What should people in this situation do for now? Not just women but men ought to take time off from work or work from home if they can. Companies should make it easier for their employees to take time off if their spouses engage in medical and social infrastructure jobs. There must be lots of non-urgent work that would have little impact on society if it was suspended for a week.

Women in Japan may not hold many decision-making positions, but the nation’s social infrastructure will no longer be sustained without them. Women uphold the foundations of medical, nursing care and child care services. If the decision-makers think that the absence of women alone from work will have no negative impact, then their decisions are heavily gender-biased.

That leads to the question of whether society can be sustained if women stop going to work. A past experience in a northern European country shows how working women play crucial roles in underpinning society. In October 1975, women in Iceland — today ranked No. 1 in terms of gender equality — went on a general strike in protest against gender disparity in the country, with 90 percent of working women boycotting their jobs. What happened then? Schools, day-care centers for children, banks, factories and shops had to be closed, forcing the fathers to have to take their children to their companies.

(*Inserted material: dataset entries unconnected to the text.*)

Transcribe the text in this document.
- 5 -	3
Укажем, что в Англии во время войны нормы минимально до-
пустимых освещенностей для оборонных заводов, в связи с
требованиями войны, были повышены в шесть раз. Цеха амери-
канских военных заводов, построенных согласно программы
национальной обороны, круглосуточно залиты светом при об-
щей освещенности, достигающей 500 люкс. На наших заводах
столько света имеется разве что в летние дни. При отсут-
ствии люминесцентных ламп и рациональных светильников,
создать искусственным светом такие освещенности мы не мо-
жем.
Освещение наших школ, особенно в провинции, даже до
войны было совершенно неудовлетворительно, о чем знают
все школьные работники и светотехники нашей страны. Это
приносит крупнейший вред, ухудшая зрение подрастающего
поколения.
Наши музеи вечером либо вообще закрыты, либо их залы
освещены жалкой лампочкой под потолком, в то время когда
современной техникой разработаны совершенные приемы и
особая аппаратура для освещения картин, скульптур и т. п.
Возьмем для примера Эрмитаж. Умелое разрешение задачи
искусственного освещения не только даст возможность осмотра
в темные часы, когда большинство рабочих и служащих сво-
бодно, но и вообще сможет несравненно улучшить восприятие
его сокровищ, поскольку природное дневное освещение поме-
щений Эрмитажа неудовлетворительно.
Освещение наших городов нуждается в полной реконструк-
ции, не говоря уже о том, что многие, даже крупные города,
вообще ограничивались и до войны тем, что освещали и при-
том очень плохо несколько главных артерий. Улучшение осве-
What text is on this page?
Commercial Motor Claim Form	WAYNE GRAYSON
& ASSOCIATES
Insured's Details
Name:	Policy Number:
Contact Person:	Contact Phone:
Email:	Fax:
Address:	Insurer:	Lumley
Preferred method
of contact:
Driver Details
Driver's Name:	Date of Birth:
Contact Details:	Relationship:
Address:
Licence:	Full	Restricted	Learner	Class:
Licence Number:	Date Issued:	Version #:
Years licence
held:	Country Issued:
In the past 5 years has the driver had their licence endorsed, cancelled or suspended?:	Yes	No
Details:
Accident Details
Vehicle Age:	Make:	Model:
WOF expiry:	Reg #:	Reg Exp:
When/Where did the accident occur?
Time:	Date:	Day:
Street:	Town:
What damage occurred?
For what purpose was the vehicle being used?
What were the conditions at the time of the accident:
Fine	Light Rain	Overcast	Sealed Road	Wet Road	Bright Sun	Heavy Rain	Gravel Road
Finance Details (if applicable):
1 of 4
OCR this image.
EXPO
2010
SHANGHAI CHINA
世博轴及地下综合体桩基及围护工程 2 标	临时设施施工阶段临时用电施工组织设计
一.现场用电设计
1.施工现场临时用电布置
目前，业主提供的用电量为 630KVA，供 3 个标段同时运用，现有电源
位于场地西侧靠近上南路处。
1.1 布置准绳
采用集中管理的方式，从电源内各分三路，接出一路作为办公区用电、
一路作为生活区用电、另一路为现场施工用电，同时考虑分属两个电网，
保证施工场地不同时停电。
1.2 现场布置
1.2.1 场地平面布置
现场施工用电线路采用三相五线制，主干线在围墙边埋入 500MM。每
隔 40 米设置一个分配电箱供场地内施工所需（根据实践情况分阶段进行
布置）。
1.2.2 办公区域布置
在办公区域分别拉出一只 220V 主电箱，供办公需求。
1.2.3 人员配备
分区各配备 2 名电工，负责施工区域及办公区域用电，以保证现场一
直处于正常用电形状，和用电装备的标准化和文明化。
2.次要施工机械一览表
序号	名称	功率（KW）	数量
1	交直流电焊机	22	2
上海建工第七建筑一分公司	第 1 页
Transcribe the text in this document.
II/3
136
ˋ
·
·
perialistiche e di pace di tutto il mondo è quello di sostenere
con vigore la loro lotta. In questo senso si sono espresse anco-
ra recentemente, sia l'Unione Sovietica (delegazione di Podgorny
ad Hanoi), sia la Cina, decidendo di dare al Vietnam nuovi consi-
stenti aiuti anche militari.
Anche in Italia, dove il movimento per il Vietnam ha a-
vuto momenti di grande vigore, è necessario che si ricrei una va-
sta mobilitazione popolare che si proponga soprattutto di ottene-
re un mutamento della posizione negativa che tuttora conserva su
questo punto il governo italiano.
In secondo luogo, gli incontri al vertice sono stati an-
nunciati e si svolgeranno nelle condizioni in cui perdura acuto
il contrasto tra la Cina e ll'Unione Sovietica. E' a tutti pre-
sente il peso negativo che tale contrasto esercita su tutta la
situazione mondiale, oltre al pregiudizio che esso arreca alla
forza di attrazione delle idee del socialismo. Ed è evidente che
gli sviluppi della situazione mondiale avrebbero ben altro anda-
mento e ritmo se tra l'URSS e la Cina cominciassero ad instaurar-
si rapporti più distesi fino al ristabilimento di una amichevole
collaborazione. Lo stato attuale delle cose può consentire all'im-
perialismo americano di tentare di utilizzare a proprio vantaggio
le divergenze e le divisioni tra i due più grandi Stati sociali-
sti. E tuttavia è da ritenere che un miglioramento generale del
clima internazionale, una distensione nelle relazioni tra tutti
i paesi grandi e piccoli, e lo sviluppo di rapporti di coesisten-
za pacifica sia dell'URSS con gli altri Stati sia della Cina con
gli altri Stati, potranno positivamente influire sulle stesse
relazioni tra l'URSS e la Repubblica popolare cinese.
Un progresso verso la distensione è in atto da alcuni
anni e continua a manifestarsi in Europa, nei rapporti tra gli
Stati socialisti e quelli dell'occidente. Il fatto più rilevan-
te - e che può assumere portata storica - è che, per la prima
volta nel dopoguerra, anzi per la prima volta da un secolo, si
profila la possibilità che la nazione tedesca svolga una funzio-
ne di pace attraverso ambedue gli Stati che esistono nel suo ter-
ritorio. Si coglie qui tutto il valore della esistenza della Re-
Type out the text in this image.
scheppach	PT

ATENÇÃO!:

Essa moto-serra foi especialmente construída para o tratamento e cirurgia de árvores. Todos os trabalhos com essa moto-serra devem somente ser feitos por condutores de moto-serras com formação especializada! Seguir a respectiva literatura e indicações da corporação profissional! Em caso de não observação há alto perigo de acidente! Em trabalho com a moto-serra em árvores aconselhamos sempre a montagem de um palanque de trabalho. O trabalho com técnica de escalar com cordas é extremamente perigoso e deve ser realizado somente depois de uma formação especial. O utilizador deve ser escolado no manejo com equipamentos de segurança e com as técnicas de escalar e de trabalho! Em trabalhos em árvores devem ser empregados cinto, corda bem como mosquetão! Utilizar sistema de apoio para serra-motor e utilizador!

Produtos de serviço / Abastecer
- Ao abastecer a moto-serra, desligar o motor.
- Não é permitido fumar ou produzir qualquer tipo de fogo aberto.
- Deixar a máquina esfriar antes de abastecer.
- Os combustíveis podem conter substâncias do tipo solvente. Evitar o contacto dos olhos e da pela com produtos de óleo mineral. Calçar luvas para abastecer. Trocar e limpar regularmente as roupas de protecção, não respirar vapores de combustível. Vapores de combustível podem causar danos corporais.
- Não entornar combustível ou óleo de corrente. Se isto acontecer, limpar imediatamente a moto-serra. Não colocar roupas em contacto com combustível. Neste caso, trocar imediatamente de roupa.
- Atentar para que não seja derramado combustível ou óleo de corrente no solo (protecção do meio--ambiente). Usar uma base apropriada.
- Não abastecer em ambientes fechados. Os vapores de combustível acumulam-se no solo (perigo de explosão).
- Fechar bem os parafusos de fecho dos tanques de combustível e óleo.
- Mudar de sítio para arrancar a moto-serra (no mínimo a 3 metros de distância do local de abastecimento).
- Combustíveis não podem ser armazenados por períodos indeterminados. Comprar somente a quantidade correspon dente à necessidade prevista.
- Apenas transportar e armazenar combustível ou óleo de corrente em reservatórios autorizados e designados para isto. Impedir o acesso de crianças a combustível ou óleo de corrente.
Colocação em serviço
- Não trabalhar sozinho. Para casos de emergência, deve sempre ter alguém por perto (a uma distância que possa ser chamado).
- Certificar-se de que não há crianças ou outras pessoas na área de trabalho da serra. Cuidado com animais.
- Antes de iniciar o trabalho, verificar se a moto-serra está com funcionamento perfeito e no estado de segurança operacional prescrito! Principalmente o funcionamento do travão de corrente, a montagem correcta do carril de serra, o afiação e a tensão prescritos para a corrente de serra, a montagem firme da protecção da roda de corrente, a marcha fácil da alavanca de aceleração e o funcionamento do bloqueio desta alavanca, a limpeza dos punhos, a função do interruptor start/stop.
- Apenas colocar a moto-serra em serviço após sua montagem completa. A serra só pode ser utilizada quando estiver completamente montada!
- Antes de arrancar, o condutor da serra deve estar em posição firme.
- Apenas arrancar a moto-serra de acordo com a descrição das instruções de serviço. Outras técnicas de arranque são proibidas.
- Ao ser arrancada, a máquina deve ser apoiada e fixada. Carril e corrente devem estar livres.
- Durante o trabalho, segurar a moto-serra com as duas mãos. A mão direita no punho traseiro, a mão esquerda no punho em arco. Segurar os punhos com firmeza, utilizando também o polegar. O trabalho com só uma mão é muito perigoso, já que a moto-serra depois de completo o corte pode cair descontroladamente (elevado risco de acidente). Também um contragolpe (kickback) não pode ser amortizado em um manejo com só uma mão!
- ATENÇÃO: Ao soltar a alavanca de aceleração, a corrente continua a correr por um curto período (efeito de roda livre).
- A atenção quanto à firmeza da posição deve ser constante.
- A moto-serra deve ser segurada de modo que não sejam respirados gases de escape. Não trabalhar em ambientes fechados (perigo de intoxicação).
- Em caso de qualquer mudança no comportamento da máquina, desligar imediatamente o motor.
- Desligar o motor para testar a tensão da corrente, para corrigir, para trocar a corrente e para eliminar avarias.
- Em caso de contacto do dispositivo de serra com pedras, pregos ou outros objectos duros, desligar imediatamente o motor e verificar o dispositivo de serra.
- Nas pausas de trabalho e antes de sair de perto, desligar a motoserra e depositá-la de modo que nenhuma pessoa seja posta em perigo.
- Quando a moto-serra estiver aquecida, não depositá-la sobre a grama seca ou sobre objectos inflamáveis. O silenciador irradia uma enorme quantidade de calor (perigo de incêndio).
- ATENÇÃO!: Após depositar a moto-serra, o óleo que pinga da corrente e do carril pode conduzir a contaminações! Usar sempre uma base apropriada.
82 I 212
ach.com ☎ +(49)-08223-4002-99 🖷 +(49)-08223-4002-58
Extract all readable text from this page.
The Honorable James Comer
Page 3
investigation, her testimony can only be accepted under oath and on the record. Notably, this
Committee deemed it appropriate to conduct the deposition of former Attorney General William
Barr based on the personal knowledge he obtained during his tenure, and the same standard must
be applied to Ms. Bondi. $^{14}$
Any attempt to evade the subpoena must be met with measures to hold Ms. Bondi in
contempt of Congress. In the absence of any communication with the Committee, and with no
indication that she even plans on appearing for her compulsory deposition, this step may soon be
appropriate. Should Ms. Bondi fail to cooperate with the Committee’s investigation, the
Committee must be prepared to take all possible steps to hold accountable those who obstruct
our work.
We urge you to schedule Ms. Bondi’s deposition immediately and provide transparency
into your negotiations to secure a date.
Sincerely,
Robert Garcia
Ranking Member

What’s scary about decisions made in a highly homogeneous environment lacking in diversity is that the decision-makers tend to overlook important points that cause problems for the socially weak. Not just the mass media but Japan’s society as a whole lacks enough women among decision makers. How many women were involved in the latest decision to close all schools nationwide? Were men with small children whose wives also have jobs involved at all in the decision?

Only after the decision was made, a group of female lawmakers in the Liberal Democratic Party called on the government to take steps to deal with the problems that the decision would cause for the socially weak, such as a loss of income for people with irregular jobs or single parents, and to make sure that both parents would equally share taking care of the children at home.

Decisions made in a highly homogeneous environment are highly likely to miss very important points which, in a crisis like the COVID-19 outbreak, can lead to serious problems such as a breakdown in medical services. And it tends to be the weak members of society who pay the price for the problems.

What was good about decisions made by Taiwan in dealing with the new coronavirus outbreak is that sufficient attention was paid to the socially weak. When the Taiwanese government decided to close its schools, it also made clear that parents who will face difficulty if their children’s schools are closed and those who have children with disabilities can ask for leave from work — and that employers that refuse to give paid holidays to such parents would be punished.

While Taiwan’s schools have since been reopened, the consideration given to the weak members of society appears to have left the people feeling secure. It is no coincidence that Taiwan is led by a female president, Tsai Ing-wen, whose government has fairly diverse members including 38-year-old Digital Minister Audrey Tang.

The lack of attention Japan has given to diversity or gender equality was exposed in its response to the COVID-19 emergency. In making crucial decisions, the government needs to check whether the policies are gender-biased or are being made in a setting lacking in diversity. Leaders who make important decisions are urged to keep that in mind.

Toko Shirakawa is a journalist and an author of books on women’s issues, including lifestyles, careers and gender equality. A visiting professor at Sagami Women’s University, she is also a member of the Cabinet Office panel on work-style reforms.